Venue des Etats-Unis, l’éthique du « care » sera-t-elle l’avenir de l’éducation à la française ? La question semble osée pour un système éducatif fortement ancré dans une administration, une culture, des pratiques plus que centenaires. Mais le « care » a lui aussi sa cohérence. Surtout, bien loin d’être une molle bienveillance gentillette, le care est une éthique et une action avec une vraie capacité de subversion. C’est ce que montre un numéro pionnier de la revue Education et socialisation, publiée par le Cerfee. Le numéro analyse les rapports difficiles entre le care et la culture scolaire. Pierre Usclat, un des directeurs de ce numéro, éclaire les points forts de ce numéro.
La charge politique du care
Voilà une idéologie qui a fleuri dans les rangs féministes et qui prétend changer le regard et les actions des hommes, et d’abord en éducation. Manon Bouchareu, doctorante à Paris 8, n’a pas de mal à nous convaincre du lien entre le care et l’éducation. « En ce qu’il consiste en une attitude attentionnée et un travail matériel soucieux de sujets dont on se sent responsable, le care englobe le soin, le soutien et l’assistance ainsi que d’autres activités humaines dans lesquelles la dimension curative est moins prononcée, telle la justice ou l’éducation… Les métiers de l’enseignement et de l’éducation supposent donc une attitude professionnelle soucieuse du contexte qui « mobilise toujours un travail psychique de réflexion et d’anticipation, de mise en latence de sa propre inquiétude ou irritation » ».
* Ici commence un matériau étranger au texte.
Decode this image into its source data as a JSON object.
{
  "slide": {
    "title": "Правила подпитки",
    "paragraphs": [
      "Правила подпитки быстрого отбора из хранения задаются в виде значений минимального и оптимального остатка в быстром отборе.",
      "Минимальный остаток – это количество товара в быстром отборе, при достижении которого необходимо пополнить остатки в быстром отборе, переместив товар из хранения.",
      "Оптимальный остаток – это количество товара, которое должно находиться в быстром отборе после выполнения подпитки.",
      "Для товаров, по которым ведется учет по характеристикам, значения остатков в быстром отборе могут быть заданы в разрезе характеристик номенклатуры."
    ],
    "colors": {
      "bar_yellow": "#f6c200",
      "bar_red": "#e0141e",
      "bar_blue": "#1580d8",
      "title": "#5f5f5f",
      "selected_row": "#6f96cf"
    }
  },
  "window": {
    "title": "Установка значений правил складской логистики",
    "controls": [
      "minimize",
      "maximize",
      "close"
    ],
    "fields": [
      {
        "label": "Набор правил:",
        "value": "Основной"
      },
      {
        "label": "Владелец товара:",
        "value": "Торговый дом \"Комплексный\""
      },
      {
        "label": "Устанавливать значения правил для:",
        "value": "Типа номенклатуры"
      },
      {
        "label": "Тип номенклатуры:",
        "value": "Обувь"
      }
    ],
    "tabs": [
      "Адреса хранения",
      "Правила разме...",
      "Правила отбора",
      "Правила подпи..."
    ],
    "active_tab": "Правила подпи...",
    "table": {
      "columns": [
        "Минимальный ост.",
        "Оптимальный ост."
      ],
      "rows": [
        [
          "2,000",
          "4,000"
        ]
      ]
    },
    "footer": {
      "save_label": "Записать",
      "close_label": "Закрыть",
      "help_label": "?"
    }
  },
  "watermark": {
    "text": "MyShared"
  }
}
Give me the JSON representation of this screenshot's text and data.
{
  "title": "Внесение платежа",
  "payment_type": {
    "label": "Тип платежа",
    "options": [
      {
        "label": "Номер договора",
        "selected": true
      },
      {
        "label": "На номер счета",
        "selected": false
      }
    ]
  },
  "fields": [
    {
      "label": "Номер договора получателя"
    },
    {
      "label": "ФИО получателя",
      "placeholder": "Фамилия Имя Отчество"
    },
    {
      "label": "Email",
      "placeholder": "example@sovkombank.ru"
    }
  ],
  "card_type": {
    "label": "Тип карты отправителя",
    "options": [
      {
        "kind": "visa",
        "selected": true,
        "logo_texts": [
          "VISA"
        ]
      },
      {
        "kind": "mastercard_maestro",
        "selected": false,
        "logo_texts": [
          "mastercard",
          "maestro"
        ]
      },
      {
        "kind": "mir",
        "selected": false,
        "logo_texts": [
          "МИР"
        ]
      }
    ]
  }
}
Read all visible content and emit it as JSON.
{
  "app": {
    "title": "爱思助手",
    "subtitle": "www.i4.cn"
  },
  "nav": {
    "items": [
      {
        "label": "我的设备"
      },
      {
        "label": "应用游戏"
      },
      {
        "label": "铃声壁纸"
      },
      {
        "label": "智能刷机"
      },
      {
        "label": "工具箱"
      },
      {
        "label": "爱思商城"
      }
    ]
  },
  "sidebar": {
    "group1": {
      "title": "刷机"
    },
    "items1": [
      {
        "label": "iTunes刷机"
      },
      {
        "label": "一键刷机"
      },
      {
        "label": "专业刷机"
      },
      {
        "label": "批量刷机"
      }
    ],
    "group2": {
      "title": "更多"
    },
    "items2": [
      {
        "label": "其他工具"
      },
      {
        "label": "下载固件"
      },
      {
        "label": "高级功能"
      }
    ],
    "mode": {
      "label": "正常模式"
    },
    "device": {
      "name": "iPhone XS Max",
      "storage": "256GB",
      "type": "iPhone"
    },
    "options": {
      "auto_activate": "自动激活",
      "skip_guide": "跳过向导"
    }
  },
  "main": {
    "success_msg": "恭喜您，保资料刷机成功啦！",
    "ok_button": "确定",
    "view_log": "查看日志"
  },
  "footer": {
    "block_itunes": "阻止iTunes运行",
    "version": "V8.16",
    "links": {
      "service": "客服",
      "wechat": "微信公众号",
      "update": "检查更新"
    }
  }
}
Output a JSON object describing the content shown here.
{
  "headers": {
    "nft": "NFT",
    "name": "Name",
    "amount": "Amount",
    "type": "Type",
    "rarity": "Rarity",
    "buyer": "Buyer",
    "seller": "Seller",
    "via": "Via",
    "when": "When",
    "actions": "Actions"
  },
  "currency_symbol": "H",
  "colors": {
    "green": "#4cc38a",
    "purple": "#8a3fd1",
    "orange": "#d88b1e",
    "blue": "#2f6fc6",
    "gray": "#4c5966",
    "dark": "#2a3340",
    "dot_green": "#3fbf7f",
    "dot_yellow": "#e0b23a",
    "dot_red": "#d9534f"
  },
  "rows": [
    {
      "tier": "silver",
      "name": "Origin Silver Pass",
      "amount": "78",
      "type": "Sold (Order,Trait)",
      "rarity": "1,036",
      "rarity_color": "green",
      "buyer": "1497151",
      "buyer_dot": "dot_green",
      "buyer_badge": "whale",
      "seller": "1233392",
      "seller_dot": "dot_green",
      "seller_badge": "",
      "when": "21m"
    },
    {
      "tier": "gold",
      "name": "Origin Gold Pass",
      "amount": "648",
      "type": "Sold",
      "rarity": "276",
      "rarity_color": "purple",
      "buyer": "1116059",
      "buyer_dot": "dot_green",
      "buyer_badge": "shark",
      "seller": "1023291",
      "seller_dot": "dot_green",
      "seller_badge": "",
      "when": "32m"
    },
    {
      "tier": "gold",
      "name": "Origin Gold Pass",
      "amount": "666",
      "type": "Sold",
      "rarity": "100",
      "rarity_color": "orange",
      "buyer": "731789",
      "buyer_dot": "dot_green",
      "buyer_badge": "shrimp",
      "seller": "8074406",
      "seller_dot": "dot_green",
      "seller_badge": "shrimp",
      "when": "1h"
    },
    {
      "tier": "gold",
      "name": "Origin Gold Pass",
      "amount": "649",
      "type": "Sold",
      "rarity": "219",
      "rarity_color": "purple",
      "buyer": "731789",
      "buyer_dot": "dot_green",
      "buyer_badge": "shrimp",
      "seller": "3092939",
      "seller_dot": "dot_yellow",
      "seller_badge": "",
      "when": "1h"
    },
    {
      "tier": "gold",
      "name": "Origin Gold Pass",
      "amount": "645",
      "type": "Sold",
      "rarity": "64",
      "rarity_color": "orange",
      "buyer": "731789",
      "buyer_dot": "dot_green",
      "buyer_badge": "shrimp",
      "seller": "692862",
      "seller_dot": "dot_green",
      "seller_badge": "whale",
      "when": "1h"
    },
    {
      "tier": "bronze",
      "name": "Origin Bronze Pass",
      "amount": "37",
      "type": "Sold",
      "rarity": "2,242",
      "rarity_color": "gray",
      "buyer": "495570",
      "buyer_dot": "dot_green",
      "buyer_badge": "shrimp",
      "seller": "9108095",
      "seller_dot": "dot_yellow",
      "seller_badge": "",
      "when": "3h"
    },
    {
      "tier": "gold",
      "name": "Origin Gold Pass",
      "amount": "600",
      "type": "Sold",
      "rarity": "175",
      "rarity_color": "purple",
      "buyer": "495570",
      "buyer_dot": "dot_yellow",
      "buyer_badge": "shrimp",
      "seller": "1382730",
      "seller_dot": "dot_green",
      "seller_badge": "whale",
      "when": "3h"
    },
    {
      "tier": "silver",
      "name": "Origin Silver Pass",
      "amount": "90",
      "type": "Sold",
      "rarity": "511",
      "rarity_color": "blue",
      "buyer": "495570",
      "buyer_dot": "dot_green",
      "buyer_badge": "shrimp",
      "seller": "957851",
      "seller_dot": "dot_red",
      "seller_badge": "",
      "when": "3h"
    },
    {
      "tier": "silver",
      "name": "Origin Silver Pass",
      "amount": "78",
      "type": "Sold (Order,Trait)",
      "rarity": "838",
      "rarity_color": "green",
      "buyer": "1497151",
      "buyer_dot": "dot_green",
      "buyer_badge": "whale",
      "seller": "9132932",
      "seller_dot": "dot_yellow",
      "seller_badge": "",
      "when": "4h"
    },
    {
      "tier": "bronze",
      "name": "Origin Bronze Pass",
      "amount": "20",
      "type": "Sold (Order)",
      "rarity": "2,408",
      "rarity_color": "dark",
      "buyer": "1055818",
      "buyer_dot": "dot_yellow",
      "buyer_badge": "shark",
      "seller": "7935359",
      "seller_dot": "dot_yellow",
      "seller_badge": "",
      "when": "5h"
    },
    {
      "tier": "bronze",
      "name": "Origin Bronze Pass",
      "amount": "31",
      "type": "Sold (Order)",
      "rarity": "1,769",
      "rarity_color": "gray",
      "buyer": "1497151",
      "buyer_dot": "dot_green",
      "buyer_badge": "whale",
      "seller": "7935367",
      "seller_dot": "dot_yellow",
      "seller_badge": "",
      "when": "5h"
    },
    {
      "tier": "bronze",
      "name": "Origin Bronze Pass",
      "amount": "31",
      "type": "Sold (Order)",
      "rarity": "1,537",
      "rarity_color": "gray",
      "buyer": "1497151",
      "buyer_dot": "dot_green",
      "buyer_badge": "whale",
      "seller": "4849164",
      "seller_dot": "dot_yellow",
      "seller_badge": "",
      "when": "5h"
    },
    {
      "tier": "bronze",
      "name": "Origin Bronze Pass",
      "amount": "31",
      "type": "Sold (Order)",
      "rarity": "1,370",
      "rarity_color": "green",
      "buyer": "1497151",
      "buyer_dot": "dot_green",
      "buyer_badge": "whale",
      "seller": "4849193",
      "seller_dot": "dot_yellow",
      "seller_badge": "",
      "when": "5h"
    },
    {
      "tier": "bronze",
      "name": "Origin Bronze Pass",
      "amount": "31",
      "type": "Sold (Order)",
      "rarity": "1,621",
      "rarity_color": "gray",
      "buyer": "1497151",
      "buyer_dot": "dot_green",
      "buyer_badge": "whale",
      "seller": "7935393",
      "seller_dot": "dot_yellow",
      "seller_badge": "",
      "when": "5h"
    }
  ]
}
C’est que le care n’est pas seulement de la bienveillance, comme le montre très bien le bel article de Gwénola Réto dans ce même numéro. Le care est une éthique et une action politique et morale avec une forte dimension critique. Elle met au premier plan la dimension de développement humain. « La charge politique du care consiste en une dénonciation de sa mauvaise répartition, de l’exploitation de certaines catégories de la population au profit d’autres, et enfin de l’occultation de son importance pour tout un chacun, ce qui aboutit globalement à un défaut de reconnaissance des activités qui y sont liées, et qui ne se réduisent pas à un trait de personnalité, à une attitude, et encore moins à une nature », explique Pierre Usclat (UCO Angers).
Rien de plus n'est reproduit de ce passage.